| Sommet de Libye: le Liban n’y participerait pas... |
En procédant d’une manière très peu diplomatique, la Libye a tiré le Liban d’embarras, en ce qui a trait à sa participation au sommet arabe devant tenir ses assises dans la Jamahiriya. En effet, le président Kadhafi a adressé l’invitation officielle par le biais de son ambassade de Damas; aussi, le président Sleiman a-t-il refusé de la recevoir. Ainsi, Beyrouth n’est plus tenu de se faire représenter à la conférence.
L’affaire Moussa Sadr prenait de plus en plus une tournure préoccupante. En effet, les chefs politiques de sa communauté menaçaient de retirer leurs ministres du gouvernement d’union nationale, si le Liban décidait de participer au sommet de Libye. Exactement comme ils avaient été retirés du Cabinet Sanioura, lorsque la constitution du Tribunal international pour le Liban faisait l’objet d’un débat.
Cette prise de position de la part de deux parties chiites - Amal et le Hezbollah - incite les Libanais bien pensants à poser la question suivante: l’imam Sadr appartient-il à sa communauté ou au Liban tout entier, pour qu’une telle décision, pour le moins étrange, soit prise?
Quelle initiative en rapport avec cette triste affaire les ministres chiites ont-ils adoptée depuis la disparition de l’imam?

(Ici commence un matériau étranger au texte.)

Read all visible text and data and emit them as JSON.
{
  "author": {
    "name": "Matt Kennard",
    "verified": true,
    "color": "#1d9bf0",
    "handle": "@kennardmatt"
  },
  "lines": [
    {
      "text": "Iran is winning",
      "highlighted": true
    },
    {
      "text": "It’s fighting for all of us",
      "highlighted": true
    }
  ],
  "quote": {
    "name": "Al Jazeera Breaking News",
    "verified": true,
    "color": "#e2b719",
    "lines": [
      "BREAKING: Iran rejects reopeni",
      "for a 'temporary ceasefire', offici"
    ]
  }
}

Ils se sont contentés de prendre à partie le chef de la Jamahiriya libyenne, sans plus...
Puis, qu’a fait la Ligue arabe, elle qui parraine le sommet, sans jamais s’enquérir du sort de l’imam Sadr et de ses deux compagnons de voyage disparus au moment où ils se trouvaient sur le territoire libyen?
L’organisme panarabe se contente, maintenant, de blâmer la Jamahiriya “de n’avoir pas adressé une invitation au Liban pour prendre part à son sommet, comme l’exige la tradition”.
La participation libanaise au sommet de Libye doit donc être du ressort de l’Autorité officielle et non de sa communauté.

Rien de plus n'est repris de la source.